Australia 1987

2010-12-13 14:32
1987 - Australia

Pakistan and India


Who was there?
The Test nations England, Australia, West Indies, India, New Zealand, Pakistan, and Sri Lanka, who had finally achieved Test status, and minnows Zimbabwe whose reputation as giant-killers preceded them.

Tournament Star
Aussie paceman Craig McDermott, whose 18 wickets taken at crucial times made Australia's route to victory all the more easy.

Missed the point
England captain Mike Gatting, whose usual circumspection failed him at the last, when he groaned into a reverse-sweep shot off the first ball from his Aussie counterpart, Allan Border, and had himself caught behind. His wicket, as England looked to be coasting to victory, set the wheels in motion for a slow, painful capitulation.

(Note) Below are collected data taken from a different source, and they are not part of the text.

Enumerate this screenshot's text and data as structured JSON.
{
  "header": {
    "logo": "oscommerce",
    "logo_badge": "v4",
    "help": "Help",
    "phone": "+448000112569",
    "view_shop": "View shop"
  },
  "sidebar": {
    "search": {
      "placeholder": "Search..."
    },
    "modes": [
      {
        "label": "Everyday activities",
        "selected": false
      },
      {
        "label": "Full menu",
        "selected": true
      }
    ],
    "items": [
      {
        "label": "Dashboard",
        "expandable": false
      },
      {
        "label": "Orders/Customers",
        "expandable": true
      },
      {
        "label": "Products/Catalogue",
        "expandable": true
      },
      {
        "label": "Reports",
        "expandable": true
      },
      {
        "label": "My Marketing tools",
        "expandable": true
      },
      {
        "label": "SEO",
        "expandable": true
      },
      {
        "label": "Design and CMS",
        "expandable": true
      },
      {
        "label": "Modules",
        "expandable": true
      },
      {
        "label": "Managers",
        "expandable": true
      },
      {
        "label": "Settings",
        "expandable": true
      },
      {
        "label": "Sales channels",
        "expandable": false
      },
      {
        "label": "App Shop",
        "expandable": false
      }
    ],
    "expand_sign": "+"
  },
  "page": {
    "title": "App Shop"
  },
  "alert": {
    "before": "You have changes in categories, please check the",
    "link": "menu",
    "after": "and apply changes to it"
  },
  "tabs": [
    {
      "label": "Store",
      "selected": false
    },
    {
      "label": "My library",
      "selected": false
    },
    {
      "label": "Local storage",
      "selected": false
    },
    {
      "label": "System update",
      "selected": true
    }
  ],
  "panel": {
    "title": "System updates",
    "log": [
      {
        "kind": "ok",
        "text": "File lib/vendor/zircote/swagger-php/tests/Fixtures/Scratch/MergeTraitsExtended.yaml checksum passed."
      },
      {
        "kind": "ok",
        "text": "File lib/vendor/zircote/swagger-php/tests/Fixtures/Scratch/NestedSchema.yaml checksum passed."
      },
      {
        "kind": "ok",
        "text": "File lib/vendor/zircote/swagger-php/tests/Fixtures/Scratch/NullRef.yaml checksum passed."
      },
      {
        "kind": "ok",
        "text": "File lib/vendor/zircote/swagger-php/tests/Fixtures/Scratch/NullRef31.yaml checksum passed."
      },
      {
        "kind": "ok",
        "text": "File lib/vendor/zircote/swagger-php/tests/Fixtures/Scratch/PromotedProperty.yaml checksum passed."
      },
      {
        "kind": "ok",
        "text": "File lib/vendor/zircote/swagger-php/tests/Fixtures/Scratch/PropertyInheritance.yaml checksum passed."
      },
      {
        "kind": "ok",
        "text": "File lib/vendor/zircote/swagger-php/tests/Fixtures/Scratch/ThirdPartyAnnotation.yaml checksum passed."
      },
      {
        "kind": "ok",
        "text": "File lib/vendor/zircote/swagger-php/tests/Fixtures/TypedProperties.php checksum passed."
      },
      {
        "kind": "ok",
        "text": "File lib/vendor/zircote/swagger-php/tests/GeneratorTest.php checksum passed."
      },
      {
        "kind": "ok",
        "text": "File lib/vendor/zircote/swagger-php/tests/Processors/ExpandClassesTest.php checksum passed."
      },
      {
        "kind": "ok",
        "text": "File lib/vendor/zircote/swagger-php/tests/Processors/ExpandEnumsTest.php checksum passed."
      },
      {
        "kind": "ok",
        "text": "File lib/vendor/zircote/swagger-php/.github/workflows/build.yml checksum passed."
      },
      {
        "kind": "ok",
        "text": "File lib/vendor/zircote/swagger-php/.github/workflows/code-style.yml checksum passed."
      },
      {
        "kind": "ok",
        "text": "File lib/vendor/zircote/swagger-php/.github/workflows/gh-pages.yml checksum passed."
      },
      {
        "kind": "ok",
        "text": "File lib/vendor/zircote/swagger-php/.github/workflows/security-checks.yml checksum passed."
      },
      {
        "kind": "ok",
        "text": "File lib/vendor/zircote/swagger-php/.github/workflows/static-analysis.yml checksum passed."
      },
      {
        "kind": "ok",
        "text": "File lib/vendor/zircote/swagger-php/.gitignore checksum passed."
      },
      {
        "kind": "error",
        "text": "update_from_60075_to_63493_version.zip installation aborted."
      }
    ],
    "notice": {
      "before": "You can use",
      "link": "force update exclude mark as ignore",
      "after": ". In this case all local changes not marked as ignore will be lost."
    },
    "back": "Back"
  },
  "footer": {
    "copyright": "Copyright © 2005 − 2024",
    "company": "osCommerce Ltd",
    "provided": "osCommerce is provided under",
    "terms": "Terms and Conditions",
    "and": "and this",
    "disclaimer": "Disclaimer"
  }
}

What happened in the Final?

The 1987 World Cup was lifted by Allan Border, captain of Australia who won against arch-rivals England by 7 runs in the most closely fought World Cup final to date in the Eden Gardens stadium in Calcutta.

We didn't know it at the time, but this was the start of Australia's march to world domination. They won the toss and, as most teams had done throughout the tournament, chose to bat first. In the days before pinch-hitters, Marsh and Boon's 52 in the first ten overs constituted a flyer, and the runs kept flowing as Boon top-scored with 75. But with Gatting in command, their 253 seemed very gettable, until the captain felt the need to reverse-sweep Border's first ball; it took the top edge, bounced off his shoulder, and was snapped up by Greg Dyer behind the stumps. England were struggling from then, and though Lamb shepherded the tail well and DeFreitas biffed the ball around, 17 from Craig McDermott's final over was practically impossible.

Cricket is just like that
Courtney Walsh, normally the most reliable of death bowlers, had a terrible time in 1987. Allan Lamb and Co. took 30 off his last two overs as England scraped a two-wicket win, then Pakistan's last-wicket pair needed 14 from one over to sneak home. Qadir hit a straight six, before Walsh sportingly opted to warn Salim Jaffer for backing up too far, rather than just run him out. When West Indies lost, he received a carpet from a grateful Karachi firm, and a carpeting from the media.